Depuis le 16 mai dernier, le Centre des Sciences de Montréal accueille les visiteurs petits et grands à leur Banquet, une exposition interactive et multisensorielle montrant la science derrière la cuisine.
Si vous croyez que seulement l’odorat et le goût sont nécessaires pour participer à l’exposition, pensez encore! Ce sont tous les cinq sens qui sont activés au travers d’un parcours épicurien comprenant cinq zones interactives, en passant par la cuisine, les amuse-bouche, le banquet et l’atelier culinaire, culminant avec un spectacle de plus de dix minutes où les invités s’assoient à table pour une œuvre multimédia inspirée d’un menu conçu par les chefs Thierry Marx et Raphaël Haumont.
L’interactivité à l’avant-plan
Banquet surprend immédiatement par sa mise en valeur de zones interactives, où nous sommes carrément défiés à tester plusieurs outils de cuisine, dont la mandoline pour couper des pommes de terre, le fouet pour préparer la crème fouettée, ainsi que le rouleau afin de préparer une pâte. Dans les parties instructionnelles, les gestes que font les chefs sur les vidéos ont l’air simples, mais l’exécution est beaucoup plus complexe que les apparences, surtout lorsque nous n’avons aucune formation en cuisine. Ma meilleure performance était dans la zone de la crème fouettée, mais ce ne sera pas un exercice que je voudrais refaire de sitôt.!.
Plusieurs quiz testent nos connaissances sur la dégustation, ainsi qu’un sondage en fin de parcours est réalisé sur les manières à table. Mais ce qui impressionne le plus à travers l’exposition est la section “amuse-bouche,” où nous goûtons un bonbon fait par la confiserie montréalaise La boîte à bonbons qui n’est pas en relation avec sa couleur (la couleur rouge ne goûtera pas la fraise, par exemple, mais quelque chose de complètement différent). Le cerveau essaie de croire qu’il s’agit bel et bien de ce que la couleur connote, mais devient complètement déstabilisé par l’expérience lorsque le jujube touche nos papilles.

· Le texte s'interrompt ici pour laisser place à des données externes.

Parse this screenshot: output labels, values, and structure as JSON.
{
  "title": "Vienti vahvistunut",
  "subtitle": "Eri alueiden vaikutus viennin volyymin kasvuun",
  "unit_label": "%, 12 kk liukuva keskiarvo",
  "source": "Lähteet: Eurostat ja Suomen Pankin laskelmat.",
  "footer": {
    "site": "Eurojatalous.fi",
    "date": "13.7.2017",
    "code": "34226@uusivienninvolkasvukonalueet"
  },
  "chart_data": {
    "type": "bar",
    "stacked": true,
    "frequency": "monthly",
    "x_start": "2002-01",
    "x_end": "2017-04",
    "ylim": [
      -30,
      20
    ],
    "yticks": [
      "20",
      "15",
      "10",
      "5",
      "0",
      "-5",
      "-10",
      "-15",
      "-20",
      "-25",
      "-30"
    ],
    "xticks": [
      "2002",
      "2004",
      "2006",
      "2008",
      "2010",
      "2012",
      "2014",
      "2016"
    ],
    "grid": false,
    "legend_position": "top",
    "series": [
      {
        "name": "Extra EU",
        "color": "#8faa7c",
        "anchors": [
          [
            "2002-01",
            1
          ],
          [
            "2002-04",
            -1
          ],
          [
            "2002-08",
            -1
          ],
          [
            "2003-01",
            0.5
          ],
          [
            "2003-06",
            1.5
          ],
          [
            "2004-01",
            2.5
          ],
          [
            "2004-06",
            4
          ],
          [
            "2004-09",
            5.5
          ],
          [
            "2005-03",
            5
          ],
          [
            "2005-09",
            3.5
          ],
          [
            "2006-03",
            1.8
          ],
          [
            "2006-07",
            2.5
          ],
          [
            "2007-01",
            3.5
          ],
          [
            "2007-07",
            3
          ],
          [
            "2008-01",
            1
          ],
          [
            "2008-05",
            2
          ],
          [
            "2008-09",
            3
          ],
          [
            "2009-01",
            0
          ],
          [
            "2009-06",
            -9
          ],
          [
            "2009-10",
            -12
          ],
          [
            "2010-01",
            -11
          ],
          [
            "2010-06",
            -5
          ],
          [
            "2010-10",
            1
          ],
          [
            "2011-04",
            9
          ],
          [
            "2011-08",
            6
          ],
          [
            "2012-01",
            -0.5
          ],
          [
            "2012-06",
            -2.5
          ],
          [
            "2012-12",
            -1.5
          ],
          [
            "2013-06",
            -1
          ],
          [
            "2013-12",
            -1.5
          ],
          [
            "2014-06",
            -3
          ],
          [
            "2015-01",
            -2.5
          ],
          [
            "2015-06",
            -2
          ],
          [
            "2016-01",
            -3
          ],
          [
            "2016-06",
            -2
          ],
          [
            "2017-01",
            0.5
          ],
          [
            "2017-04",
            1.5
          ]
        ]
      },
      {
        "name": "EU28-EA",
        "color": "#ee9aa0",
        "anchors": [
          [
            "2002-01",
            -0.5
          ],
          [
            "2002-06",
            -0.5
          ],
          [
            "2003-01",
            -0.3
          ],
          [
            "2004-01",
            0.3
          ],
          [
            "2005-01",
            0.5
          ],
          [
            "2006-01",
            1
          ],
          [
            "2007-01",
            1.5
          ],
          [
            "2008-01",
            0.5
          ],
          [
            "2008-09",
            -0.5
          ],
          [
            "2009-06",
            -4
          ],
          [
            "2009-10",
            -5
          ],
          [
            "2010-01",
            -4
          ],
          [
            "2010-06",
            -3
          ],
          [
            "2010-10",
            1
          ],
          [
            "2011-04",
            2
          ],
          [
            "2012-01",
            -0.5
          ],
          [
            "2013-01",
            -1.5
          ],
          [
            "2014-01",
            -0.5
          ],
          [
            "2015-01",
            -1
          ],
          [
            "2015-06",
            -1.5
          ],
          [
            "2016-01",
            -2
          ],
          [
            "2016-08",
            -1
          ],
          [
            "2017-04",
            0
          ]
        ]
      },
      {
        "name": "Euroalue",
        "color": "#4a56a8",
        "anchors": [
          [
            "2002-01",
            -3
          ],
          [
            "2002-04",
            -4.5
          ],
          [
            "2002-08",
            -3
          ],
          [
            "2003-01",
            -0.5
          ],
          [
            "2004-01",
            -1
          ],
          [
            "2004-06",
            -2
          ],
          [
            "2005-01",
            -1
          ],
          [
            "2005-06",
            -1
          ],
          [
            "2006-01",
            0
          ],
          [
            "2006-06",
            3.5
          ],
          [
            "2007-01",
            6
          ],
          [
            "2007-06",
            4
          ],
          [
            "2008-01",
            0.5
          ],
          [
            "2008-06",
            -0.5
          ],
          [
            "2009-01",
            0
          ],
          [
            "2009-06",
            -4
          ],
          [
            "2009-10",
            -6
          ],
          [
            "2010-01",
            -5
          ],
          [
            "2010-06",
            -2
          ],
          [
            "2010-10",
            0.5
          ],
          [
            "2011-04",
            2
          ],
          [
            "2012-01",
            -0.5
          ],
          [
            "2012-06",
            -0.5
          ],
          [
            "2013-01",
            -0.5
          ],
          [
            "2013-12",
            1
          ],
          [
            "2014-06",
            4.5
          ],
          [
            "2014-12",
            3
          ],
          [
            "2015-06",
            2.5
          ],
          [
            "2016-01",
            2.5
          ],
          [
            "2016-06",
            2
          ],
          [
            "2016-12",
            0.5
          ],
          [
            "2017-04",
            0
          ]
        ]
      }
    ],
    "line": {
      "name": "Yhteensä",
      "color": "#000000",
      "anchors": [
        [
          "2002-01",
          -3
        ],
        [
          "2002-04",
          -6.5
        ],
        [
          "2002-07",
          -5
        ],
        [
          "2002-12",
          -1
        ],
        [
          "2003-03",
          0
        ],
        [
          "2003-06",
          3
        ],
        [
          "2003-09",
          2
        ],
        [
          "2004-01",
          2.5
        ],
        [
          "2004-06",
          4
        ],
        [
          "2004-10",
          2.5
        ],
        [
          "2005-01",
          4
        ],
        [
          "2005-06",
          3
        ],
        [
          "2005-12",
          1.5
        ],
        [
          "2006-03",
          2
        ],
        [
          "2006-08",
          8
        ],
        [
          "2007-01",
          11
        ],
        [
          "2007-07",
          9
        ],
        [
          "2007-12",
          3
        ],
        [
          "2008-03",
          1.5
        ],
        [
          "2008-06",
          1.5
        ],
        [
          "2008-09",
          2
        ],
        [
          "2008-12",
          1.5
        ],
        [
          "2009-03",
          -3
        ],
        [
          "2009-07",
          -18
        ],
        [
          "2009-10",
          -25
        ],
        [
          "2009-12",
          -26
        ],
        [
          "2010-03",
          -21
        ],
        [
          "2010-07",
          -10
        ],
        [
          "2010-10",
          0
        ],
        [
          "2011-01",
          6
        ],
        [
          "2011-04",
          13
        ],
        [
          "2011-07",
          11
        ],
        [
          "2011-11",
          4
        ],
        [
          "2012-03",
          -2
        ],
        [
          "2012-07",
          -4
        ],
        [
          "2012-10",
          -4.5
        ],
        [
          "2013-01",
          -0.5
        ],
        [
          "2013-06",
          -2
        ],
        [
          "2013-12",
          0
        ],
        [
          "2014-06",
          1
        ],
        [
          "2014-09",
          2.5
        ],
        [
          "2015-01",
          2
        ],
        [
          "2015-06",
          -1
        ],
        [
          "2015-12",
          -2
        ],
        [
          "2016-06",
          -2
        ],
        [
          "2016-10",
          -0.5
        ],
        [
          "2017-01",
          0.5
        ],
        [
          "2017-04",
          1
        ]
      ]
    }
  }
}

C’est le moment le plus renversant et révélateur de l’exposition, qui s’avère somme toute généralement correcte, où les parties d’apprentissage plus didactiques s’avèrent moins palpitantes et n’étoffent pas leur matière en profondeur, à l’exception des mises en scènes assez inventives (une conversation dans un “laboratoire” où deux chefs parlent à travers deux écrans différents ou un vidéo sur la science derrière les bouillons que nous regardons dans une casserole bouillante).
Les chefs québécois célébrés, mais…
Banquet est une exposition originaire de France et a obtenu un grand succès lors de son séjour à Paris. Lorsque le Centre des Sciences fit l’annonce d’une première Nord-Américaine pour l’exposition, on promettait que le contenu serait réadapté pour le public québécois, en valorisant le talent d’ici. Il est cependant navrant de constater qu’un seul très petit coin de l’exposition est dédié aux chefs qui ont contribué à faire avancer la gastronomie québécoise, avec quatre plats signatures décrits par les gens l’ayant créés, Paul Toussaint, Charles-Antoine Crête, Cheryl Johnson, Colombe Saint-Pierre et Cezin Nottoway, ainsi qu’un court film voulant rendre hommage à Normand Laprise, fondateur du restaurant Toqué!, véritable institution dans la métropole.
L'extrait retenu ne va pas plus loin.